Boston composer Tony Schemmer (b. 1946) is obviously a favorite of Finehouse. A concert reviewed (in the Boston Musical Intelligencer) with Finehouse and cellist Sebastian Bäverstam evoked this from its critic:

Unlike music that can achieve little beyond simply washing over the listener, Schemmer’s writing possesses a physicality inviting you to feel part of the process of its coming alive in performance. While this sort of direct connection obtained throughout the concert, it seemed especially evident in A Toney Tango, as performed so memorably by cellist Sebastian Bäverstam and pianist Constantine Finehouse, whose gripping, transportive reading was every bit itself a dance consistent with the art of tango.

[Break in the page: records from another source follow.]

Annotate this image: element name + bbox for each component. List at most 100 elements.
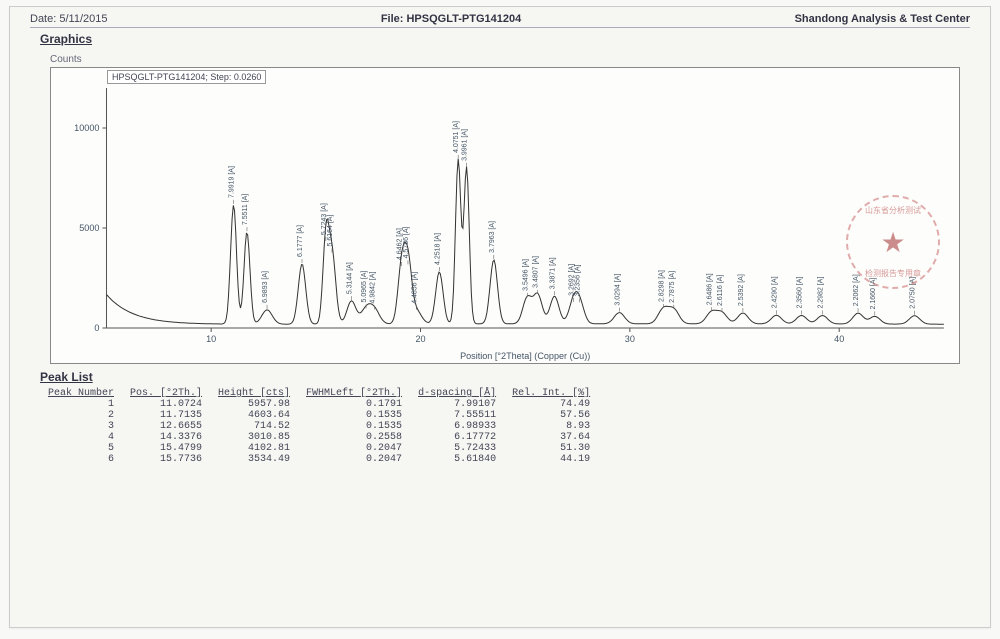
chart-caption: HPSQGLT-PTG141204; Step: 0.0260	[107, 70, 266, 84]
table-cell: 4603.64	[210, 410, 298, 421]
svg-text:7.5511 [A]: 7.5511 [A]	[242, 194, 249, 225]
svg-text:3.2356 [A]: 3.2356 [A]	[575, 265, 582, 297]
svg-text:2.3560 [A]: 2.3560 [A]	[796, 277, 803, 309]
table-cell: 51.30	[504, 443, 598, 454]
table-column-header: Height [cts]	[210, 388, 298, 399]
svg-text:3.3871 [A]: 3.3871 [A]	[549, 257, 556, 289]
svg-text:5000: 5000	[79, 223, 99, 233]
svg-text:Position [°2Theta] (Copper (Cu: Position [°2Theta] (Copper (Cu))	[460, 351, 590, 361]
svg-text:5.3144 [A]: 5.3144 [A]	[346, 262, 353, 294]
svg-text:4.0751 [A]: 4.0751 [A]	[453, 121, 460, 153]
svg-text:6.9893 [A]: 6.9893 [A]	[262, 271, 269, 303]
stamp-text-top: 山东省分析测试	[848, 205, 938, 216]
svg-text:5.6164 [A]: 5.6164 [A]	[327, 215, 334, 247]
svg-text:2.6486 [A]: 2.6486 [A]	[706, 273, 713, 305]
header-divider	[30, 27, 970, 28]
chart-frame: HPSQGLT-PTG141204; Step: 0.0260 0 5000 100…	[50, 67, 960, 364]
table-cell: 12.6655	[122, 421, 210, 432]
table-cell: 14.3376	[122, 432, 210, 443]
svg-text:20: 20	[415, 334, 425, 344]
table-row: 312.6655714.520.15356.989338.93	[40, 421, 598, 432]
svg-text:4.2518 [A]: 4.2518 [A]	[434, 233, 441, 265]
table-cell: 6	[40, 454, 122, 465]
table-cell: 4	[40, 432, 122, 443]
table-cell: 57.56	[504, 410, 598, 421]
table-cell: 1	[40, 399, 122, 410]
table-row: 211.71354603.640.15357.5551157.56	[40, 410, 598, 421]
svg-text:2.2062 [A]: 2.2062 [A]	[853, 274, 860, 306]
table-cell: 11.0724	[122, 399, 210, 410]
center-label: Shandong Analysis & Test Center	[795, 13, 970, 25]
svg-text:2.7875 [A]: 2.7875 [A]	[669, 271, 676, 303]
table-cell: 44.19	[504, 454, 598, 465]
table-row: 515.47994102.810.20475.7243351.30	[40, 443, 598, 454]
graphics-title: Graphics	[40, 32, 990, 46]
svg-text:4.5786 [A]: 4.5786 [A]	[403, 227, 410, 259]
xrd-chart: 0 5000 10000 10 20 30 40 Position [°2Theta] (Co…	[51, 68, 959, 363]
official-stamp: 山东省分析测试 ★ 检测报告专用章	[846, 195, 940, 289]
svg-text:10: 10	[206, 334, 216, 344]
table-cell: 714.52	[210, 421, 298, 432]
table-cell: 6.17772	[410, 432, 504, 443]
table-cell: 15.4799	[122, 443, 210, 454]
table-cell: 3534.49	[210, 454, 298, 465]
svg-text:2.2982 [A]: 2.2982 [A]	[817, 277, 824, 309]
svg-text:40: 40	[834, 334, 844, 344]
file-label: File: HPSQGLT-PTG141204	[381, 13, 521, 25]
table-row: 111.07245957.980.17917.9910774.49	[40, 399, 598, 410]
table-cell: 11.7135	[122, 410, 210, 421]
table-cell: 4102.81	[210, 443, 298, 454]
svg-text:3.4807 [A]: 3.4807 [A]	[533, 256, 540, 288]
table-row: 615.77363534.490.20475.6184044.19	[40, 454, 598, 465]
table-cell: 3	[40, 421, 122, 432]
table-cell: 5957.98	[210, 399, 298, 410]
svg-text:3.0294 [A]: 3.0294 [A]	[614, 274, 621, 306]
table-column-header: FWHMLeft [°2Th.]	[298, 388, 410, 399]
table-cell: 37.64	[504, 432, 598, 443]
svg-text:3.5496 [A]: 3.5496 [A]	[522, 259, 529, 291]
table-column-header: Rel. Int. [%]	[504, 388, 598, 399]
svg-text:10000: 10000	[74, 123, 99, 133]
stamp-text-bottom: 检测报告专用章	[848, 268, 938, 279]
peak-list-section: Peak List Peak NumberPos. [°2Th.]Height …	[40, 370, 960, 465]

Schemmer’s piece, which works well for violin and cello though it was originally written for piano trio, is “A Toney Tango – Incidental music for the play Buzzwords,” a triple pun. The liner notes describe the piece aptly: “The tango spirit is immersed in ardor, fervor, irony and sometimes near hysteria… It can almost seem more like a duel than a partnership. Their movements are brutal yet vulnerable, as if sublimating a turbulent relationship in their art.” The work is full of charm, a terrific duo composition that is performed, as are so many other selections on this album, terrifically.


Susan Miron, a harpist, has been a book reviewer for over 20 years for a large variety of literary publications and newspapers. Her fields of expertise were East and Central European, Irish, and Israeli literature. Susan covers classical music for The Arts Fuse and The Boston Musical Intelligencer.